Le grimpeur est doué, l’écrivain ne l’est pas moins. Récompensé par le célèbre Boardman/Tasker Award en 1997 pour son premier livre « Deep Play » (devant John Krakauer avec son fameux « Tragédie à l’Everest »), il utilise les dollars qu’il a gagnés pour repartir autour du monde. Il a de nombreux projets et une obsession : faire en Tasmanie la deuxième ascension en libre du Totem Pole, « le plus bel éperon maritime de la Terre ».
Un vendredi 13, en février 1998, alors qu’il tente cette ascension avec son amie Celia Bull, un rocher de la taille d’un téléviseur (portatif dira-t-il plus tard !) lui fracasse la tête en tombant de 25 m de haut, laissant un trou béant dans son crâne.
La deuxième vie de Paul Pritchard commence : grave traumatisme crânien et hémiplégie. Le diagnostic médical est presque sans appel : peu de chances de parler et de marcher à nouveau. C’est mal connaître la force mentale et l’énergie de Paul. Il remonte la pente (encore aujourd’hui), réapprend tout : pisser, manger, boire, parler, marcher, rire, pleurer, faire l’amour.
L’écriture lui sert de catharsis pendant ses longs mois d’hôpital. Son deuxième livre, « The Totem Pole », qui raconte son long chemin de retour à la vie, paraît en 1999. Non seulement il remporte à nouveau le Boardman/Tasker Award, mais aussi le non moins prestigieux grand prix du festival du livre de montagne de Banff/Canada. Le « grimpeur qui écrit », comme il se définit lui-même, prouve ainsi une fois de plus qu’il a du talent et une incroyable énergie. Il a vécu par l’escalade (survécu à l’escalade, dit-il avec son sens aigu de l’humour et de la formule qui ont eux aussi survécu au téléviseur !).
Aujourd’hui, Paul a 39 ans. Il vit en Tasmanie et consacre beaucoup de temps à l’association caritative Headway, qui lève des fonds pour aider les traumatisés crâniens à se battre. Son amour de la montagne n’est toutefois pas enfoui très loin dans les tréfonds de sa première vie.
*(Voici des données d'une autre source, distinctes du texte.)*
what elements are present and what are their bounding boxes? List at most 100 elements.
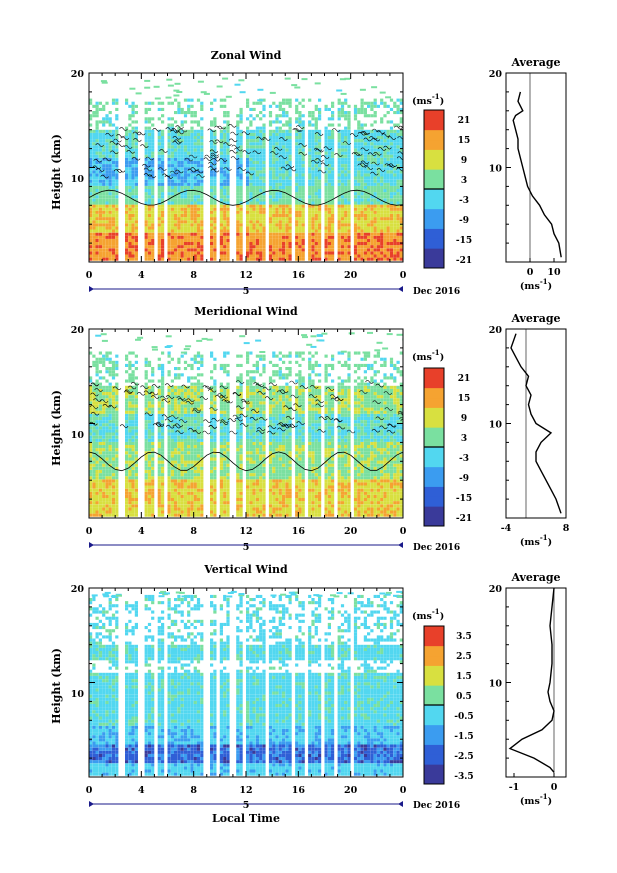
heatmap-cell [144,126,148,130]
heatmap-cell [219,157,223,161]
heatmap-cell [161,210,165,214]
heatmap-cell [324,167,328,171]
heatmap-cell [131,195,135,199]
heatmap-cell [367,148,371,152]
heatmap-cell [219,201,223,205]
heatmap-cell [255,164,259,168]
heatmap-cell [144,195,148,199]
heatmap-cell [285,195,289,199]
heatmap-cell [311,192,315,196]
heatmap-cell [131,385,135,389]
heatmap-cell [102,238,106,242]
heatmap-cell [105,451,109,455]
heatmap-cell [98,494,102,498]
heatmap-cell [223,248,227,252]
heatmap-cell [157,457,161,461]
heatmap-cell [357,210,361,214]
heatmap-cell [226,154,230,158]
heatmap-cell [327,167,331,171]
heatmap-cell [95,195,99,199]
heatmap-cell [108,416,112,420]
heatmap-cell [102,473,106,477]
heatmap-cell [125,498,129,502]
heatmap-cell [167,501,171,505]
heatmap-cell [92,148,96,152]
heatmap-cell [278,185,282,189]
heatmap-cell [340,101,345,105]
heatmap-cell [239,198,243,202]
heatmap-cell [213,182,217,186]
heatmap-cell [327,201,331,205]
heatmap-cell [399,176,403,180]
heatmap-cell [363,167,367,171]
heatmap-cell [386,210,390,214]
heatmap-cell [246,167,250,171]
heatmap-cell [396,185,400,189]
heatmap-cell [373,148,377,152]
heatmap-cell [144,507,148,511]
heatmap-cell [370,151,374,155]
heatmap-cell [311,226,315,230]
heatmap-cell [190,248,194,252]
heatmap-cell [151,379,155,383]
heatmap-cell [196,142,201,146]
heatmap-cell [170,485,174,489]
heatmap-cell [363,223,367,227]
heatmap-cell [125,454,129,458]
heatmap-cell [252,117,256,121]
heatmap-cell [92,485,96,489]
heatmap-cell [115,164,119,168]
heatmap-cell [367,226,371,230]
heatmap-cell [102,494,106,498]
heatmap-cell [115,238,119,242]
heatmap-cell [255,214,259,218]
heatmap-cell [167,488,171,492]
heatmap-cell [167,251,171,255]
heatmap-cell [367,235,371,239]
heatmap-cell [373,160,377,164]
heatmap-cell [246,198,250,202]
heatmap-cell [239,136,243,140]
heatmap-cell [393,214,397,218]
heatmap-cell [102,513,106,517]
heatmap-cell [147,214,152,218]
heatmap-cell [396,217,400,221]
heatmap-cell [193,207,197,211]
heatmap-cell [262,114,266,118]
heatmap-cell [236,192,240,196]
heatmap-cell [187,173,191,177]
heatmap-cell [180,136,184,140]
heatmap-cell [357,201,361,205]
heatmap-cell [282,123,286,127]
heatmap-cell [108,410,112,414]
heatmap-cell [282,182,286,186]
contour-line [241,131,251,135]
heatmap-cell [196,232,201,236]
heatmap-cell [190,201,194,205]
heatmap-cell [161,179,165,183]
heatmap-cell [131,167,135,171]
heatmap-cell [213,245,217,249]
heatmap-cell [98,413,102,417]
heatmap-cell [295,157,299,161]
heatmap-cell [262,107,266,111]
heatmap-cell [239,223,243,227]
contour-line [388,163,398,167]
heatmap-cell [383,136,387,140]
heatmap-cell [376,198,380,202]
heatmap-cell [157,192,161,196]
heatmap-cell [98,154,102,158]
heatmap-cell [226,195,230,199]
heatmap-cell [363,179,367,183]
heatmap-cell [151,398,155,402]
heatmap-cell [268,132,273,136]
heatmap-cell [131,432,135,436]
heatmap-cell [380,229,384,233]
heatmap-cell [105,214,109,218]
heatmap-cell [373,142,377,146]
heatmap-cell [89,207,93,211]
heatmap-cell [101,81,108,84]
heatmap-cell [371,86,378,89]
colorbar-swatch [424,228,444,239]
heatmap-cell [331,123,335,127]
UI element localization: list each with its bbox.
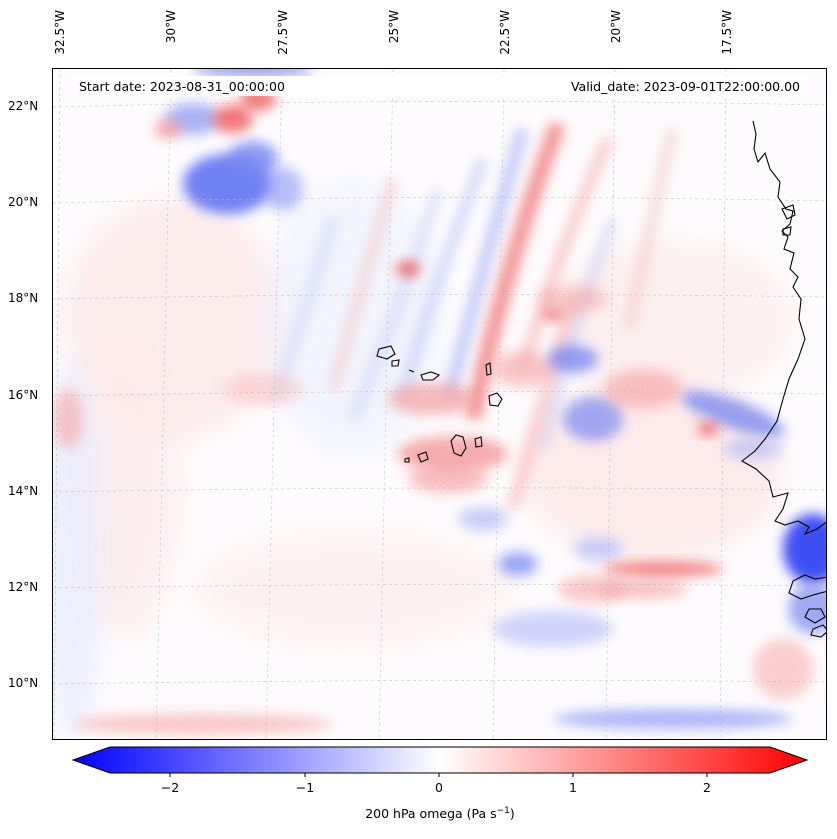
coastline [741, 120, 826, 638]
lon-label-17-5w: 17.5°W [720, 10, 734, 55]
omega-field-plot [53, 69, 826, 739]
lat-label-12n: 12°N [8, 580, 39, 594]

Faute de pouvoir refaire du 8 à dix mètres au-dessus du dernier mauvais coinceur, l’ascension récente du Mont Kenya vient de combler de bonheur cet écrivain et cet homme remarquable. Nous avons fait la connaissance de Paul par l’intermédiaire de Simon Yates, qui a été l’un de ses compagnons de cordée, notamment en Patagonie (voir « Le Dénouement » aux Editions Guérin ). Lorsque Paul nous a approchés avec « The Totem Pole », nous avons pensé que la publication en France de ce seul ouvrage ne serait qu’une relation tronquée d’un itinéraire de vie qui a sa logique propre. En effet, c’est grâce à l’énergie, à la force de caractère et au brin de folie qui lui avaient permis d’atteindre les sommets de la grimpe relatés dans « Deep Play » que Paul a réussi à remonter la pente après son accident. Hard Rock* est donc né de la fusion de « Deep Play » et de « The Totem Pole ». Dans ce travail d’édition, nous avons eu le plaisir de faire cordée avec Paul et de tenter une première risquée : celle qui consiste à fondre en un seul ouvrage deux livres qui ont déjà eu les plus hautes récompenses dans l’édition de montagne.